Thursday, December 15, 2011

Oscar Niemeyer Turns 104

Grades are in, and now it's letters of recommendation time, a few more graduate projects to read, and final preparations for the new quarter, which begins January 3. Yes, you read that correctly. A swift little break this will be...half of it spent at the library!

+++

There are octogenarians among us who continue to create, nonagenarians still at their art, and, believe it or not, centenarians too who are practicing their craft. One is the Brazilian architect and political activist Oscar Niemeyer, who turns 104 years old today. Perhaps most famous for his now iconic buildings for the new, mid-century Brazilian capital of Brasília, Niemeyer has continued to draw upon his inner visions to create buildings of note, transforming metaphors and images into unforgettable structures. One of the 20th century's pioneers in reinforced concrete structures, Niemeyer designed his first building, the Education Ministry in Brazil's then-capital, Rio de Janeiro, in 1936, creating what was reportedly the first state-sponsored modernist skyscraper in the world. The building debuted in 1943.

Memorial JK, Brasília
As this building was underway, Niemeyer met Juscelino Kubitschek, then mayor of Brazil's fourth largest city, Belo Horizonte, the capital of Minas Gerais state. This personal connection would would prove fruitful several times over. At the behest of Kubitschek and Minas Gerais's governor, Benito Valadares, Niemeyer designed Pampulha, a suburb of Belo Horizonte, whose striking complex, completed in 1943, included a church, São Francisco de Assis, which the church authorities would not consecrate until 1959 because of its form and the imagery in it.  Later, when Kubitschek became president of Brazil in 1956, he immediately called upon Niemeyer to help him design a new capital in the country's interior. Niemeyer's former employer, Lúcio Costa, created the plan, and Niemeyer the buildings, and thus was the core of what is now one of the most famous world capitals launched.
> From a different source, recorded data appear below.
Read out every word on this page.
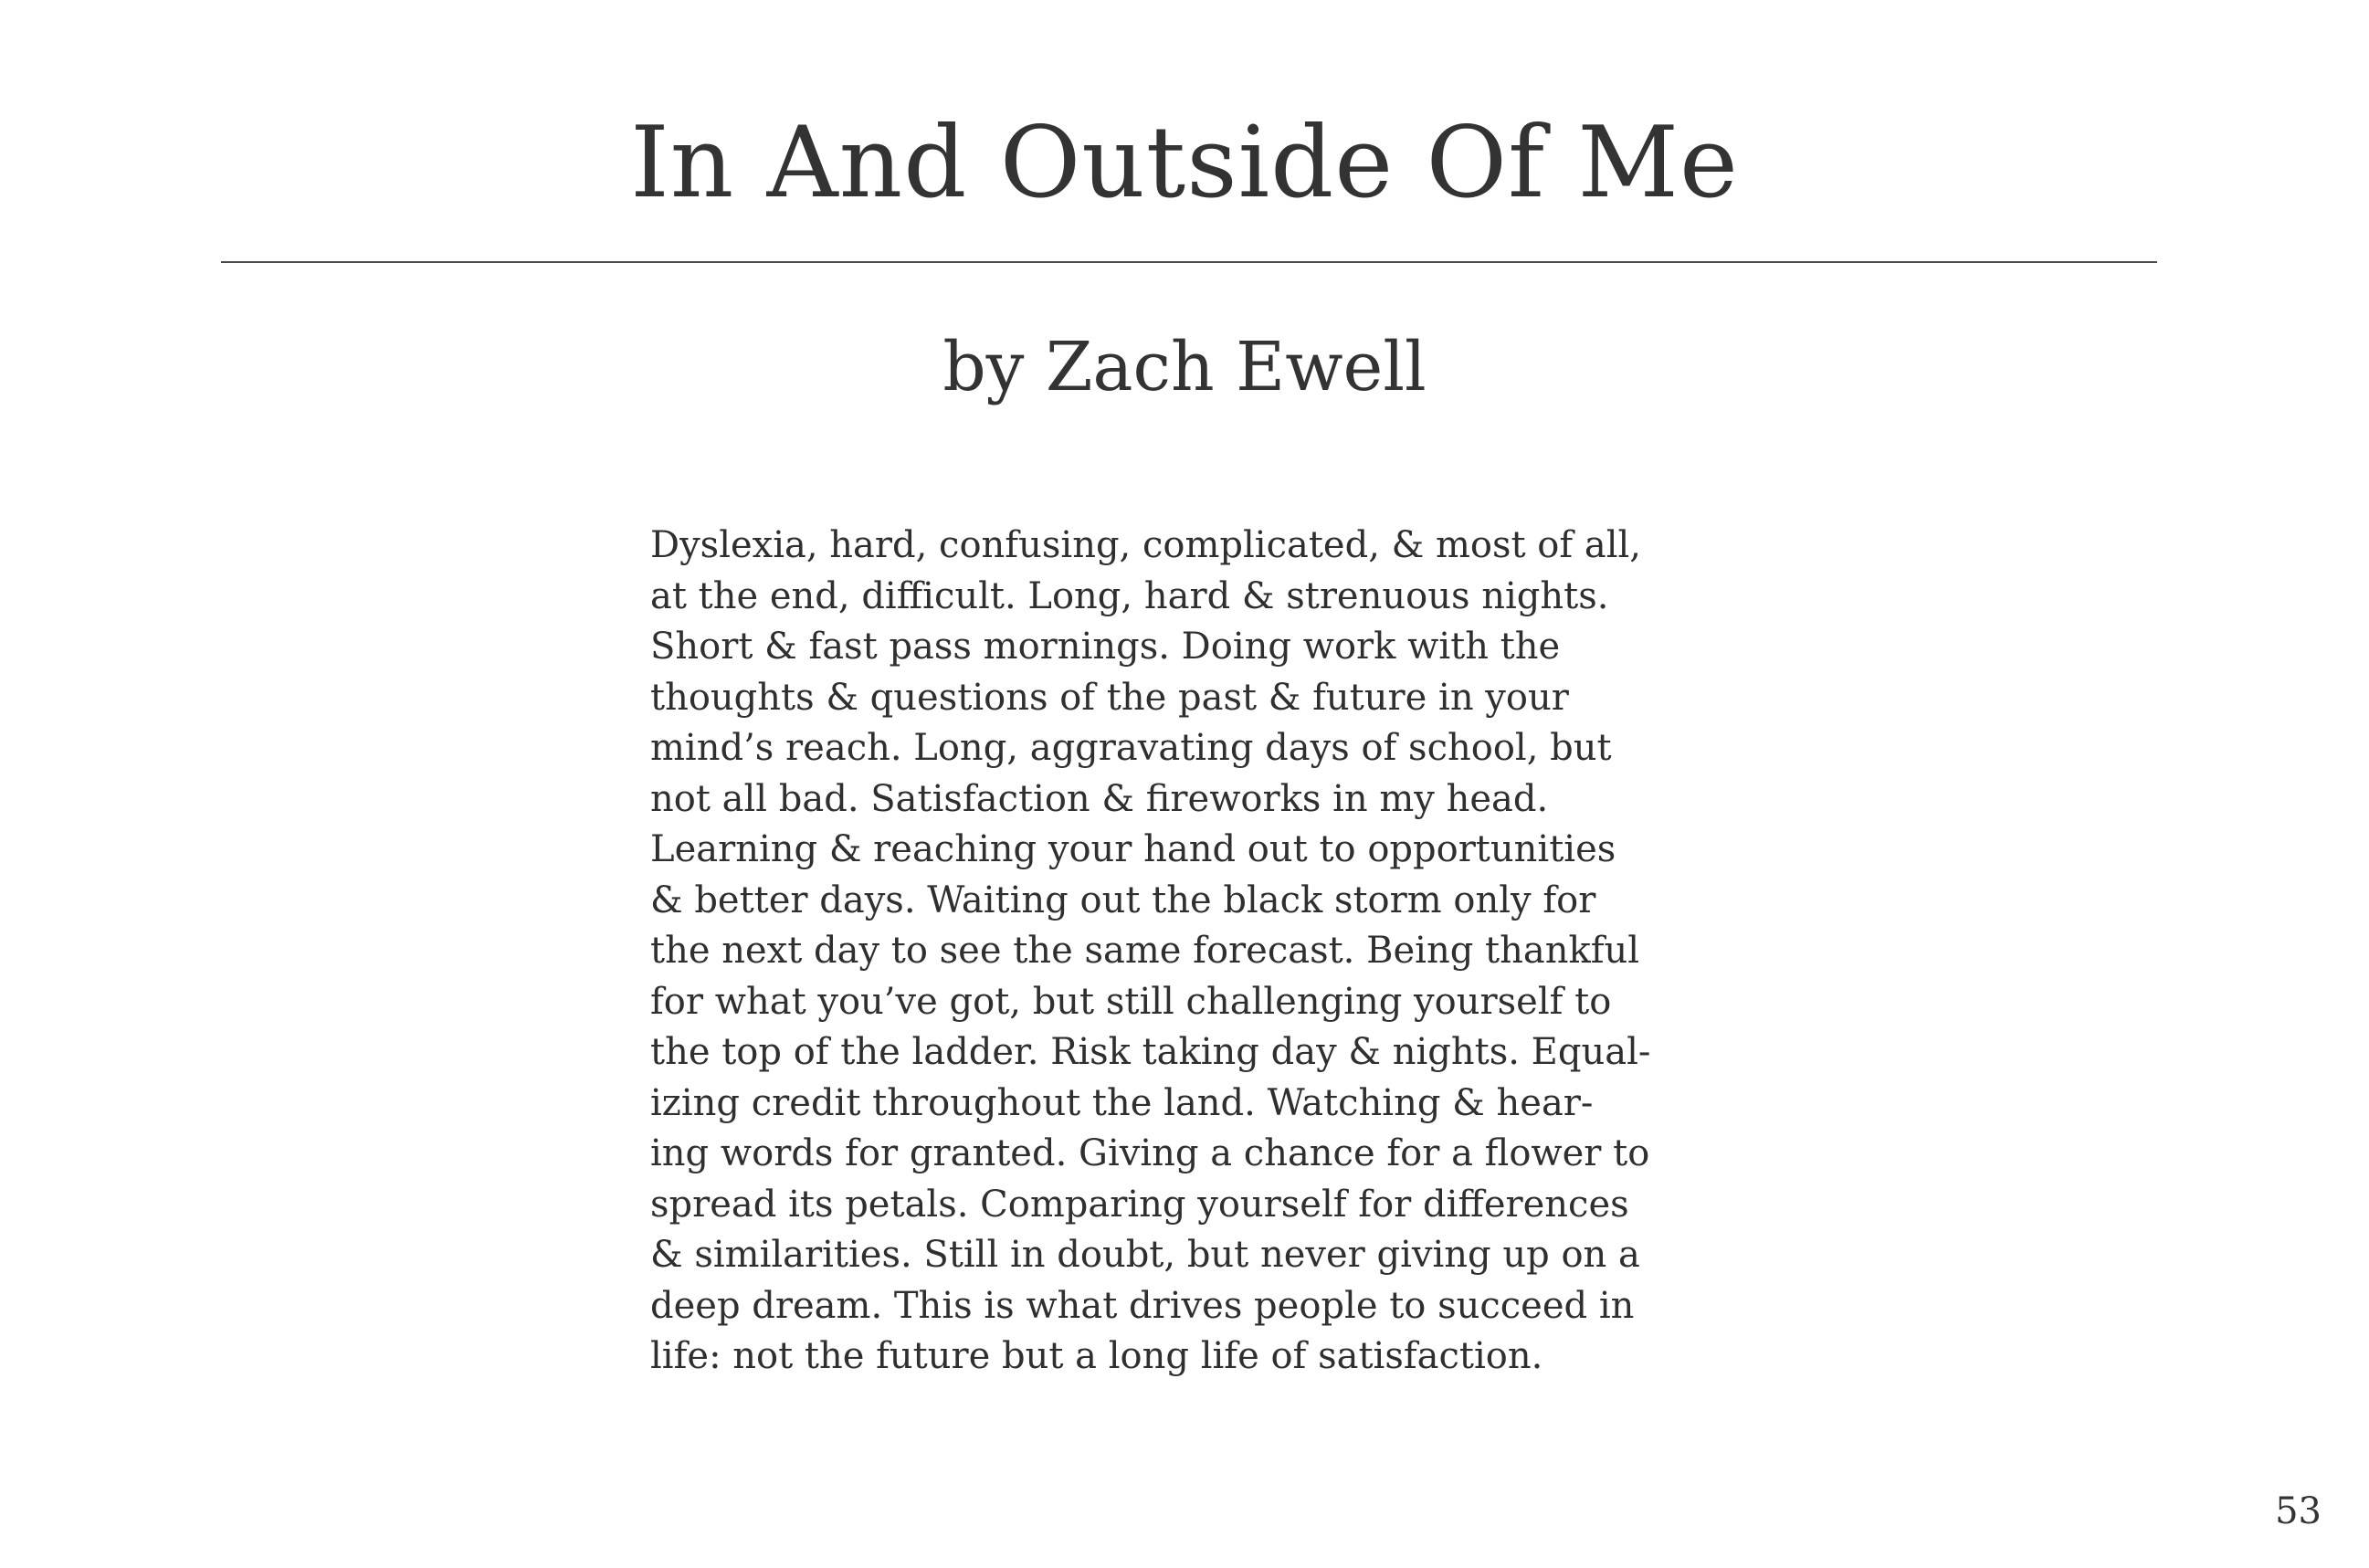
In And Outside Of Me
by Zach Ewell
Dyslexia, hard, confusing, complicated, & most of all,
at the end, difficult. Long, hard & strenuous nights.
Short & fast pass mornings. Doing work with the
thoughts & questions of the past & future in your
mind’s reach. Long, aggravating days of school, but
not all bad. Satisfaction & fireworks in my head.
Learning & reaching your hand out to opportunities
& better days. Waiting out the black storm only for
the next day to see the same forecast. Being thankful
for what you’ve got, but still challenging yourself to
the top of the ladder. Risk taking day & nights. Equal-
izing credit throughout the land. Watching & hear-
ing words for granted. Giving a chance for a flower to
spread its petals. Comparing yourself for differences
& similarities. Still in doubt, but never giving up on a
deep dream. This is what drives people to succeed in
life: not the future but a long life of satisfaction.
53
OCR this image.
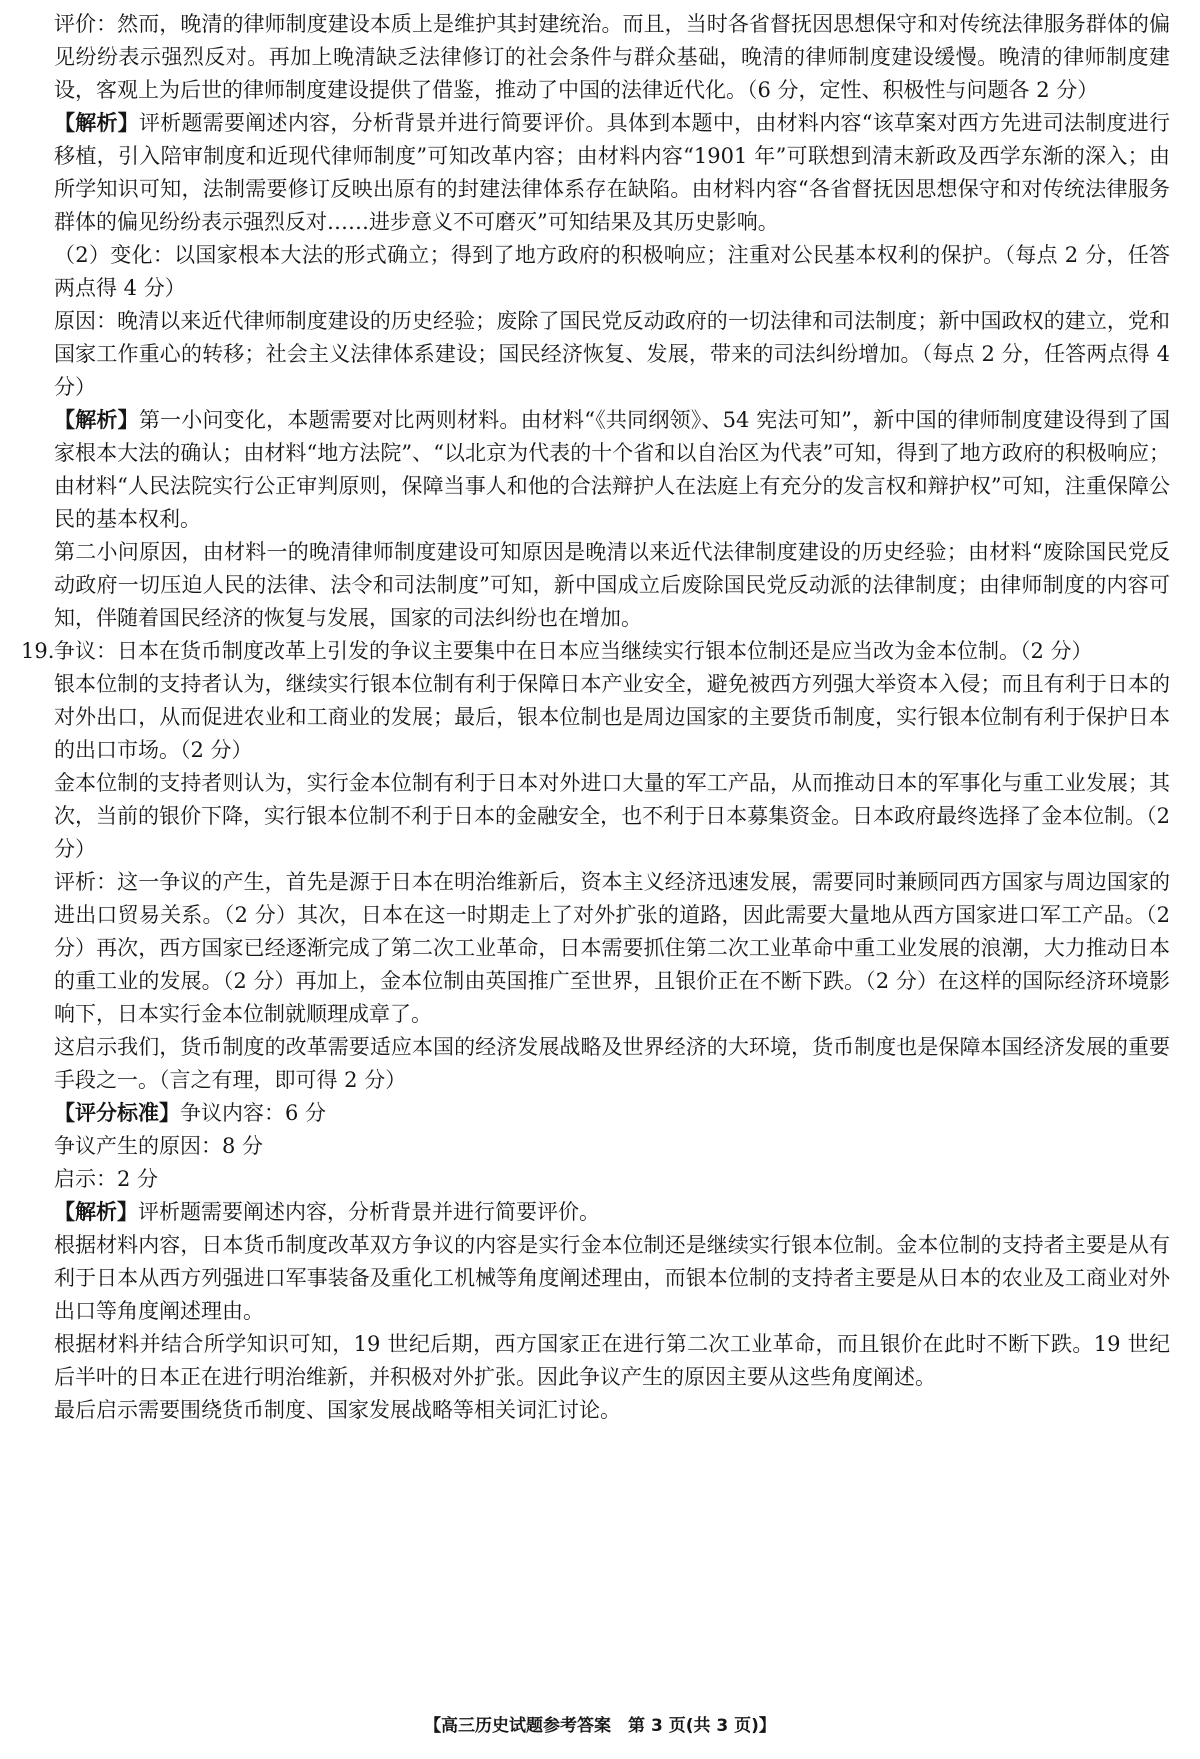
评价：然而，晚清的律师制度建设本质上是维护其封建统治。而且，当时各省督抚因思想保守和对传统法律服务群体的偏见纷纷表示强烈反对。再加上晚清缺乏法律修订的社会条件与群众基础，晚清的律师制度建设缓慢。晚清的律师制度建设，客观上为后世的律师制度建设提供了借鉴，推动了中国的法律近代化。（6 分，定性、积极性与问题各 2 分）

【解析】评析题需要阐述内容，分析背景并进行简要评价。具体到本题中，由材料内容“该草案对西方先进司法制度进行移植，引入陪审制度和近现代律师制度”可知改革内容；由材料内容“1901 年”可联想到清末新政及西学东渐的深入；由所学知识可知，法制需要修订反映出原有的封建法律体系存在缺陷。由材料内容“各省督抚因思想保守和对传统法律服务群体的偏见纷纷表示强烈反对……进步意义不可磨灭”可知结果及其历史影响。

（2）变化：以国家根本大法的形式确立；得到了地方政府的积极响应；注重对公民基本权利的保护。（每点 2 分，任答两点得 4 分）

原因：晚清以来近代律师制度建设的历史经验；废除了国民党反动政府的一切法律和司法制度；新中国政权的建立，党和国家工作重心的转移；社会主义法律体系建设；国民经济恢复、发展，带来的司法纠纷增加。（每点 2 分，任答两点得 4 分）

【解析】第一小问变化，本题需要对比两则材料。由材料“《共同纲领》、54 宪法可知”，新中国的律师制度建设得到了国家根本大法的确认；由材料“地方法院”、“以北京为代表的十个省和以自治区为代表”可知，得到了地方政府的积极响应；由材料“人民法院实行公正审判原则，保障当事人和他的合法辩护人在法庭上有充分的发言权和辩护权”可知，注重保障公民的基本权利。

第二小问原因，由材料一的晚清律师制度建设可知原因是晚清以来近代法律制度建设的历史经验；由材料“废除国民党反动政府一切压迫人民的法律、法令和司法制度”可知，新中国成立后废除国民党反动派的法律制度；由律师制度的内容可知，伴随着国民经济的恢复与发展，国家的司法纠纷也在增加。

19. 争议：日本在货币制度改革上引发的争议主要集中在日本应当继续实行银本位制还是应当改为金本位制。（2 分）

银本位制的支持者认为，继续实行银本位制有利于保障日本产业安全，避免被西方列强大举资本入侵；而且有利于日本的对外出口，从而促进农业和工商业的发展；最后，银本位制也是周边国家的主要货币制度，实行银本位制有利于保护日本的出口市场。（2 分）

金本位制的支持者则认为，实行金本位制有利于日本对外进口大量的军工产品，从而推动日本的军事化与重工业发展；其次，当前的银价下降，实行银本位制不利于日本的金融安全，也不利于日本募集资金。日本政府最终选择了金本位制。（2 分）

评析：这一争议的产生，首先是源于日本在明治维新后，资本主义经济迅速发展，需要同时兼顾同西方国家与周边国家的进出口贸易关系。（2 分）其次，日本在这一时期走上了对外扩张的道路，因此需要大量地从西方国家进口军工产品。（2 分）再次，西方国家已经逐渐完成了第二次工业革命，日本需要抓住第二次工业革命中重工业发展的浪潮，大力推动日本的重工业的发展。（2 分）再加上，金本位制由英国推广至世界，且银价正在不断下跌。（2 分）在这样的国际经济环境影响下，日本实行金本位制就顺理成章了。

这启示我们，货币制度的改革需要适应本国的经济发展战略及世界经济的大环境，货币制度也是保障本国经济发展的重要手段之一。（言之有理，即可得 2 分）

【评分标准】争议内容：6 分

争议产生的原因：8 分

启示：2 分

【解析】评析题需要阐述内容，分析背景并进行简要评价。

根据材料内容，日本货币制度改革双方争议的内容是实行金本位制还是继续实行银本位制。金本位制的支持者主要是从有利于日本从西方列强进口军事装备及重化工机械等角度阐述理由，而银本位制的支持者主要是从日本的农业及工商业对外出口等角度阐述理由。

根据材料并结合所学知识可知，19 世纪后期，西方国家正在进行第二次工业革命，而且银价在此时不断下跌。19 世纪后半叶的日本正在进行明治维新，并积极对外扩张。因此争议产生的原因主要从这些角度阐述。

最后启示需要围绕货币制度、国家发展战略等相关词汇讨论。

【高三历史试题参考答案　第 3 页(共 3 页)】
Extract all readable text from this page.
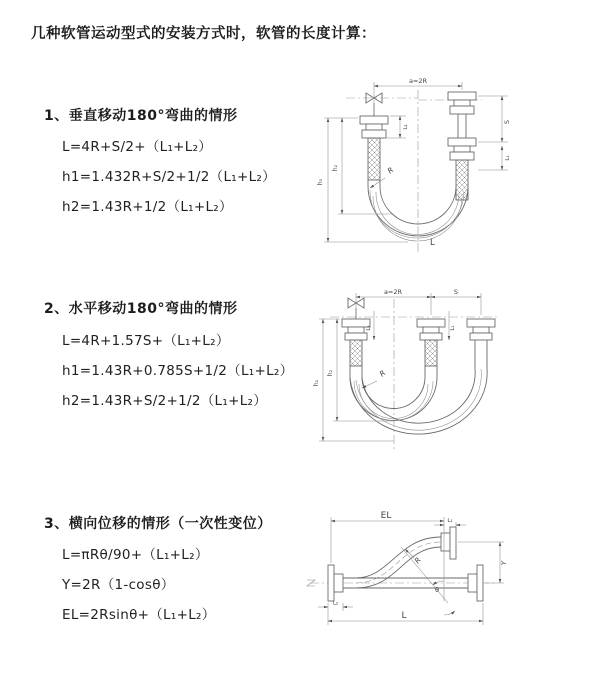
几种软管运动型式的安装方式时，软管的长度计算：
1、垂直移动180°弯曲的情形
L=4R+S/2+（L₁+L₂）
h1=1.432R+S/2+1/2（L₁+L₂）
h2=1.43R+1/2（L₁+L₂）
2、水平移动180°弯曲的情形
L=4R+1.57S+（L₁+L₂）
h1=1.43R+0.785S+1/2（L₁+L₂）
h2=1.43R+S/2+1/2（L₁+L₂）
3、横向位移的情形（一次性变位）
L=πRθ/90+（L₁+L₂）
Y=2R（1-cosθ）
EL=2Rsinθ+（L₁+L₂）
a=2R
S
L₁
L₂
h₁
h₂	R
L
a=2R	S
h₁
h₂
L₂	L₁
R
θ
EL	L₁
Y
L
L₂
R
Even today, over half a century later, Niemeyer's buildings in Brasília, the Presidential residence (Palácio da Alvorada), the House of the Deputies, the National Congress of Brazil, and the Cathedral of Brasília, among others, have not lost an iota of their unique beauty or capacity to arrest the eye and mind.

Government buildings, Brasília

Among Niemeyer's many other buildings notable creations are the Headquarters of the United Nations, designed collaborative with one of his epigones, Le Corbusier (1947); São Paulo's Ibirapuera Park, which commemorated that city's 400th anniversary (1951); the French Communist Party seat in Paris; the headquarters of Mondadori, the Italian publisher, in Milan; and, in Brazil, two of the most eye-catching of buildings of the last 40 years: the space-ship like Museum of Contemporary Art in Niterói, the former state capital that sits across Guanabara Bay from Rio de Janeiro, and the hovering eye that is the Oscar Niemeyer Complex in Curitiba, Paraná State. Niemeyer designed the Niterói museum at the age of 89, in 1996, and the Niemeyer Complex in Curitiba in 95. In Brasília, he also designed a tribute to the city's founder, the Memorial Juscelino Kubitschek, in 1980. In 1988, he received the highest international prize for architecture, the Pritzker Architecture Prize, becoming the second Latin American (after Luís Barragán, of Mexico, in 1980) and first Brazilian (Paulo Mendes da Rocha followed in 2006) to be so honored.

Centro Niemeyer, in Avilés, Spain
One of Niemeyer's most recent designs, the Óscar Niemeyer International Cultural Center (or Centro Niemeyer) in Avilés, Asturias, Spain, opened 9 months ago to national and international acclaim, but is shutting down, temporarily one hopes, and will remove Niemeyer's name after an ongoing brouhaha between the new conservative government and the art center's administrators, who are accused of having misspent public funds. Whatever happens with the arts complex, it's clear that as long as he's breathing Niemeyer will keep designing, and I look forward to marking his 105th birthday next year.